Trader Vic Methods Of A Wall Street Master By Victor Sperandeopdf
The you currently trade (stocks, forex, crypto, or options) Your current risk management rules Share public link
A trader shorts the asset the moment it drops back below the old high, placing a stop-loss just above the newly formed, failed high.
His seminal book, Trader Vic: Methods of a Wall Street Master , serves as a comprehensive blueprint for trading success. For traders searching for the core principles found within the popular text, understanding Sperandeo's holistic approach to the markets is essential. This article breaks down the core philosophies, technical tools, and psychological strategies that define Trader Vic’s legendary methodology. 1. The Three-Pronged Approach to Trading
This is the cornerstone. Before asking, "How much can I make?", Sperandeo insists on asking, "How much can I lose?" In his view, risk is the primary concern. A speculator should only enter a trade when the odds are decidedly in their favor. He famously compares trading to baseball: even the best players get hits only 30-40% of the time, but their hits are worth more than their strikeouts hurt. This principle is encapsulated in the "Crocodile Principle" (discussed below). The you currently trade (stocks, forex, crypto, or
Sperandeo is famous for codifying strict risk management rules. His most cited rule is that you should
Remember: Trading is not about being right. It’s about being right with minimal damage. As Trader Vic says, “The name of the game is to keep your losses small.”

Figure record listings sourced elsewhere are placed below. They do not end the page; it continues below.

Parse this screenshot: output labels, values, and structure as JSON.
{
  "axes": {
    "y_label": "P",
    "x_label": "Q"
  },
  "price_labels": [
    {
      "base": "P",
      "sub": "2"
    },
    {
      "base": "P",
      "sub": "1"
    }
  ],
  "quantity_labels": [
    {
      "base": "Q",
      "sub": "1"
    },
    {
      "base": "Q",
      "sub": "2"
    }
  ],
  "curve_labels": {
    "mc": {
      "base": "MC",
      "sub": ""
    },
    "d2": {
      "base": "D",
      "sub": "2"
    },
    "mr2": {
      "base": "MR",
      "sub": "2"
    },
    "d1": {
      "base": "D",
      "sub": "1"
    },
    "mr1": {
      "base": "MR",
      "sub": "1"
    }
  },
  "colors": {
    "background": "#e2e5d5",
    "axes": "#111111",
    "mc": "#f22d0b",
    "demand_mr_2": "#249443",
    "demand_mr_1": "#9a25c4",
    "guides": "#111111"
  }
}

Do you prefer or long-term swing trading ? This article breaks down the core philosophies, technical
The in Trader Vic are not about technology. They are about:
Sperandeo emphasizes that government policy, specifically monetary policy dictated by the Federal Reserve, is the primary driver of bull and bear markets. Expanding credit and low interest rates inject liquidity into the economy, fueling bull markets. Conversely, tightening credit and rising interest rates drain liquidity, inevitably leading to economic contractions and market crashes. Applying Dow Theory
A simplified version of this concept involves buying when the market makes a new weekly high and selling when it makes a new weekly low (depending on the time frame used). This aligns with his philosophy that markets move in trends, and the trader's job is to identify the trend and stick with it until proven otherwise. Before asking, "How much can I make
You immediately enter a trade in the opposite direction of the breakout, placing a tight stop-loss just past the failed peak or valley. Risk Management: The 3% Rule
Another proprietary tool introduced by Sperandeo is the , which is specifically designed to exploit the psychological traps of false breakouts.
Unlike many technical traders who ignore news entirely, Sperandeo believes in understanding the "why" behind market moves. He dedicates a significant portion of the book to basic economic principles, specifically the Austrian School of Economics.